Since microaggressions are mostly unconscious biases, sometimes a person may not realize they have committed one unless you point them out. Try to focus on the microaggression, not the microaggressor. Instead of calling them racist which may make them immediately defensive, explain how their statement or behaviour made you feel and why it is offensive.

Dr. Diane Goodman, a social justice and diversity consultant, recommends using the following tactics:

  • Ask for more clarification — “Could you say more about what you mean by that?” or “How have you come to think that?”
  • Separate intent from impact — “I know you didn’t realize this, but when you [insert comment/behaviour], it was hurtful/offensive because [insert reason]. Next time, maybe you could [insert different language or behaviour].”
  • Share your own process — “I noticed that you [insert comment/behaviour]. I used to do/say that too, but then I learned [insert experience].”
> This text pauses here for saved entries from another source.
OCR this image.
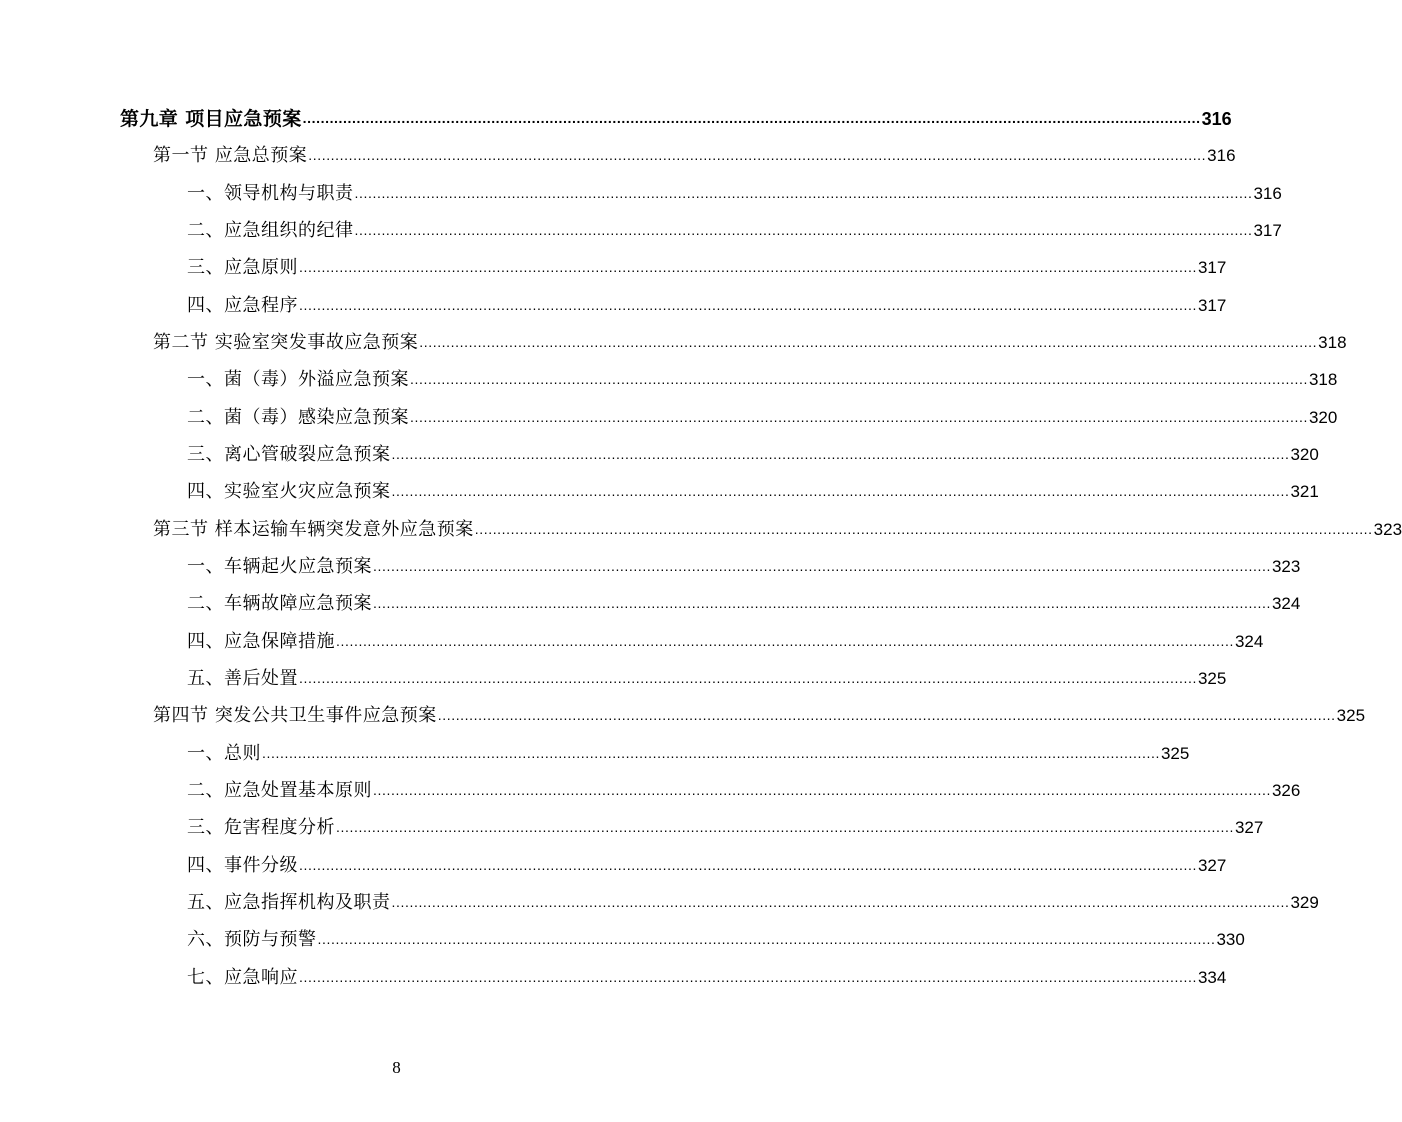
第九章 项目应急预案 ........................................................................................................................................................................................................ 316
第一节 应急总预案 ........................................................................................................................................................................................................ 316
一、领导机构与职责 ........................................................................................................................................................................................................ 316
二、应急组织的纪律 ........................................................................................................................................................................................................ 317
三、应急原则 ........................................................................................................................................................................................................ 317
四、应急程序 ........................................................................................................................................................................................................ 317
第二节 实验室突发事故应急预案 ........................................................................................................................................................................................................ 318
一、菌（毒）外溢应急预案 ........................................................................................................................................................................................................ 318
二、菌（毒）感染应急预案 ........................................................................................................................................................................................................ 320
三、离心管破裂应急预案 ........................................................................................................................................................................................................ 320
四、实验室火灾应急预案 ........................................................................................................................................................................................................ 321
第三节 样本运输车辆突发意外应急预案 ........................................................................................................................................................................................................ 323
一、车辆起火应急预案 ........................................................................................................................................................................................................ 323
二、车辆故障应急预案 ........................................................................................................................................................................................................ 324
四、应急保障措施 ........................................................................................................................................................................................................ 324
五、善后处置 ........................................................................................................................................................................................................ 325
第四节 突发公共卫生事件应急预案 ........................................................................................................................................................................................................ 325
一、总则 ........................................................................................................................................................................................................ 325
二、应急处置基本原则 ........................................................................................................................................................................................................ 326
三、危害程度分析 ........................................................................................................................................................................................................ 327
四、事件分级 ........................................................................................................................................................................................................ 327
五、应急指挥机构及职责 ........................................................................................................................................................................................................ 329
六、预防与预警 ........................................................................................................................................................................................................ 330
七、应急响应 ........................................................................................................................................................................................................ 334
8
Communicating about your discomfort with racism and microaggression takes courage and practice. For more tips and guidance, we encourage you to read our article on the four steps to navigating difficult conversations.

Seek support

Remember that there is no single right way to disarming microaggressions and your safety and wellbeing should always be your priority.

Drawing boundaries and seeking support among allies is key to dealing with microaggressions. It can be as simple as speaking with Human Resources or talking to loved ones or peers with similar intersectional identities who can validate your experience.